La corrupción afecta al cuerpo y al alma. Hay cuerpos corruptos y almas corruptas. Al mentarla, uno no se refiere únicamente al desagradable estado de un cuerpo putrefacto, sino también a la degeneración y descomposición del alma. Sí, ya sé que resulta repugnante, e incluso de mal gusto, hablar de este feo estado del cuerpo, pero también ‒y quizá con mayor razón‒ debiera resultar tan repulsivo o más hablar u oír hablar de almas corruptas.
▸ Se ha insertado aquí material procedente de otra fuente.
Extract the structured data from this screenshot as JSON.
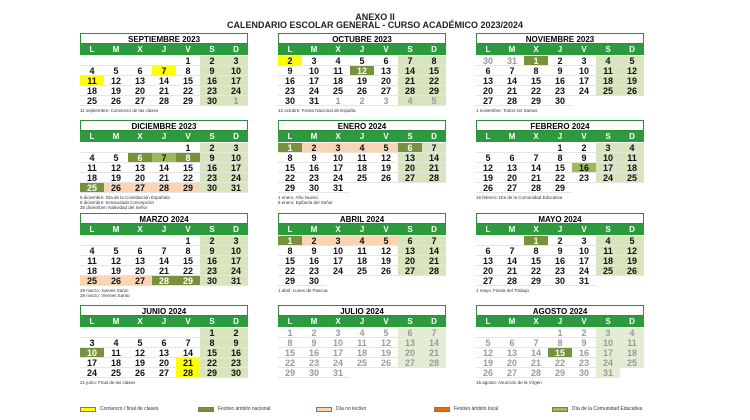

Hoy, el tema de la corrupción corre de boca en boca. Claro que estas conversaciones no se refieren a la corrupción del cuerpo ‒que, en general, se evitan por temor y pudor‒, sino que aluden a la corrupción del alma. Si traigo este tema a colación, no es porque esté de moda. Si ese fuera el motivo, pecaría rotundamente de estúpida frivolidad. Escribo de ella porque ‒a juicio del Papa Juan Pablo II y de tantas otras gentes de a pie‒ es una "lacra" que nos hace daño a todos, aunque, como siempre ocurre, a unos más que a otros.
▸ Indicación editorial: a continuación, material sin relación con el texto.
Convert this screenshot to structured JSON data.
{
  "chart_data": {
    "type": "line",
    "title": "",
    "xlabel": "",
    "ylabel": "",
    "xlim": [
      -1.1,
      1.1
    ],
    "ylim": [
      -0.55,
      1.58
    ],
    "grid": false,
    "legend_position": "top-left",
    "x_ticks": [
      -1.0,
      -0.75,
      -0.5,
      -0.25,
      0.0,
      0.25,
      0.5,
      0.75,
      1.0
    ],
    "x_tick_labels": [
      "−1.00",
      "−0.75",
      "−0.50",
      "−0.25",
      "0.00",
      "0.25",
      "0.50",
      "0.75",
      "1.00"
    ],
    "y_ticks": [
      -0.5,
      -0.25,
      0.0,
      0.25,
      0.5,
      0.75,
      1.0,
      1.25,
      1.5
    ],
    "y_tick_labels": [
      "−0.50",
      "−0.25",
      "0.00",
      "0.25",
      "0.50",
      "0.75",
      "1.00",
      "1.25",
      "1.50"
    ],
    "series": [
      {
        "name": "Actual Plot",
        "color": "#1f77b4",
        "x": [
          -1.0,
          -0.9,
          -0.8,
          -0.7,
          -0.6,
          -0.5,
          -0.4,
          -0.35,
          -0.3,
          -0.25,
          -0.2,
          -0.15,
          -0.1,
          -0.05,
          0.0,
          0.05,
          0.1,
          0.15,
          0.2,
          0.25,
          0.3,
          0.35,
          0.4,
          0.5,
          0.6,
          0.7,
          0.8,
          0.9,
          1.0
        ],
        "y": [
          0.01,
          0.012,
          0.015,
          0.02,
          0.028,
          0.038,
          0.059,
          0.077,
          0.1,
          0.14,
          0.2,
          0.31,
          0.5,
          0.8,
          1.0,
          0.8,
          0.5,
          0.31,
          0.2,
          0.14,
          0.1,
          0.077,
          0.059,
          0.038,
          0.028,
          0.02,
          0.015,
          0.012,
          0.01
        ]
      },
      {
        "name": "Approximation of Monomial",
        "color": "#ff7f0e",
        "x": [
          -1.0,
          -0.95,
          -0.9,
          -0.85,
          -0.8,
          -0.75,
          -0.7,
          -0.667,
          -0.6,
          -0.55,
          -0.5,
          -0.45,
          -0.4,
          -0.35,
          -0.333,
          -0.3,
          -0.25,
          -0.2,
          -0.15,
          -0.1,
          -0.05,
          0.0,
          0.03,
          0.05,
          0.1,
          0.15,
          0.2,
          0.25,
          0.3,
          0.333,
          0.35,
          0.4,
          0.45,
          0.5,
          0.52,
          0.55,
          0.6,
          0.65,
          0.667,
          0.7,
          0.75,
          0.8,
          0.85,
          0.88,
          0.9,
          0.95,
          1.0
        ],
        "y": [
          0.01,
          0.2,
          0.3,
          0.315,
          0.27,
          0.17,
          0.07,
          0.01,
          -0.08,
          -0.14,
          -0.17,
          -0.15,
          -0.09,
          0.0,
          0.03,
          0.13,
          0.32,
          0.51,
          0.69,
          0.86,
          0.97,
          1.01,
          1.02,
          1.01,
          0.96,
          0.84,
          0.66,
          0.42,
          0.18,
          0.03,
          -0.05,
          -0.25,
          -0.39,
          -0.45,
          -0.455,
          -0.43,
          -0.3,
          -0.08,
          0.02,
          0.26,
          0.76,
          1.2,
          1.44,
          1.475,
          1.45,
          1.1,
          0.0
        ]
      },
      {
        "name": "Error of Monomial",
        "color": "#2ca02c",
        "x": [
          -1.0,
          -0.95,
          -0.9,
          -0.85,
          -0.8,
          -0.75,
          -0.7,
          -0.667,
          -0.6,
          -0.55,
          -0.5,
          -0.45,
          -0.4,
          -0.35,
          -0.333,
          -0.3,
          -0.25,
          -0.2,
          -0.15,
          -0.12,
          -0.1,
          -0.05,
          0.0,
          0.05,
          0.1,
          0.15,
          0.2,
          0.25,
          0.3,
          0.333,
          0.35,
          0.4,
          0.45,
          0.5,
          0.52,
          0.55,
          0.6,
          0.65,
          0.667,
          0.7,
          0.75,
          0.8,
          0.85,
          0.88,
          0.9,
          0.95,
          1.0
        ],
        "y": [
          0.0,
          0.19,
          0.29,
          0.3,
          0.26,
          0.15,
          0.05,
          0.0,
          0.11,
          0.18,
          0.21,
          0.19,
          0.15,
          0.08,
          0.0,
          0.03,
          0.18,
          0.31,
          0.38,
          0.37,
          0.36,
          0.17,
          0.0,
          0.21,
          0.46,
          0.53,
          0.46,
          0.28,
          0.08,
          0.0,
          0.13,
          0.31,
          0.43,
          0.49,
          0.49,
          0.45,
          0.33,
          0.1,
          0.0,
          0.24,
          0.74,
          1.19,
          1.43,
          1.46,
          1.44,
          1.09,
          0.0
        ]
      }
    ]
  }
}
Como remota aproximación a qué sea la corrupción, recurro al "Diccionario ideológico de la lengua española". La describe como "alterar la forma de alguna cosa. Echar a perder, pudrir". O también: "Sobornar. Pervertir, estragar, viciar, impurificar. Molestar, fastidiar. Oler mal, heder". La corrupción a la que me refiero es verdaderamente una grave alteración del vivo y sano tejido social, hasta el punto que lo mata y descompone, lo echa a perder, se pudre y, lógicamente, es natural, huele mal. Hay gentes bienintencionadas ‒también las hay de las otras‒ que tienen un fino olfato para descubrirlas. La corrupción es una grave enfermedad de las almas injustas, desaprensivas, codiciosas, tramposas, que buscan la "ventajita" en desventaja de otros que, casi siempre suelen ser los perdedores de siempre, los más pobres.
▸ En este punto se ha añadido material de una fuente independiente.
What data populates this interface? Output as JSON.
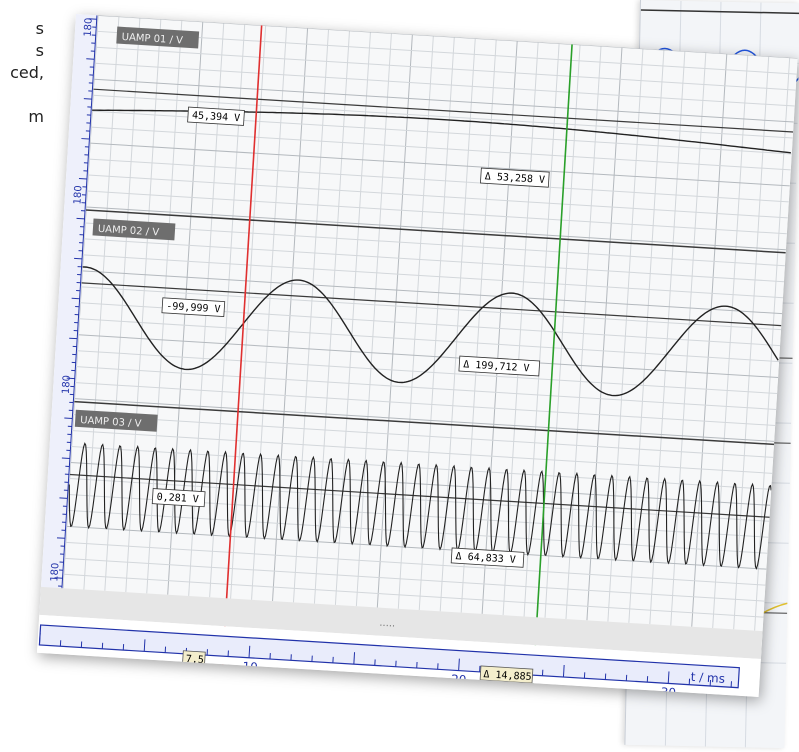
{
  "prose_fragments": [
    "s",
    "s",
    "ced,",
    "",
    "m"
  ],
  "channels": [
    {
      "name": "UAMP 01 / V",
      "scale_label": "180",
      "cursor_value": "45,394 V",
      "delta_value": "Δ 53,258 V"
    },
    {
      "name": "UAMP 02 / V",
      "scale_label": "180",
      "cursor_value": "-99,999 V",
      "delta_value": "Δ 199,712 V"
    },
    {
      "name": "UAMP 03 / V",
      "scale_label": "180",
      "cursor_value": "0,281 V",
      "delta_value": "Δ 64,833 V"
    }
  ],
  "scale_bottom_label": "180",
  "time_axis": {
    "unit_label": "t / ms",
    "ticks": [
      "10",
      "20",
      "30"
    ],
    "red_cursor_time": "7,5",
    "delta_time": "Δ 14,885"
  },
  "scroll_dots": ".....",
  "colors": {
    "red_cursor": "#e03030",
    "green_cursor": "#2aa02a",
    "axis_blue": "#2233aa",
    "grid": "#c4c8cc",
    "trace": "#222222",
    "title_box": "#6e6e6e"
  }
}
Juan Pablo II, decía de la corrupción: "Se trata de una situación que favorece la impunidad y el enriquecimiento ilícito, la falta de confianza con respecto a las instituciones públicas, sobre todo en la administración de la justicia y en la inversión pública, no siempre clara, igual y eficaz para todos. [...] La lacra de la corrupción ha de ser denunciada y combatida con valentía por quienes detentan la autoridad y con la colaboración generosa de todos los ciudadanos, sostenidos por una fuerte conciencia moral. Los adecuados organismos del control y la trasparencia de las transacciones económicas previenen ulteriormente y evitan en muchos casos que se extienda la corrupción, cuyas consecuencias nefastas recaen principalmente sobre los más pobres y desvalidos. Son, además, los pobres los primeros en sufrir los retrasos, la ineficiencia, la ausencia de una defensa adecuada y las carencias estructurales, cuando la administración de la justicia es corrupta".
El desafío es cómo atajar la corrupción. Quizá ayude a resolverlo la sabiduría de aquel refrán popular que aconseja que "más vale prevenir que curar". En él incluida una propuesta de dos métodos precisos. El primero ‒prevenir‒ que es el más certero. Se trata de la medicina preventiva; es decir, del laborioso, atento, largo y sufrido ejercicio de educar las almas en los valores éticos y morales.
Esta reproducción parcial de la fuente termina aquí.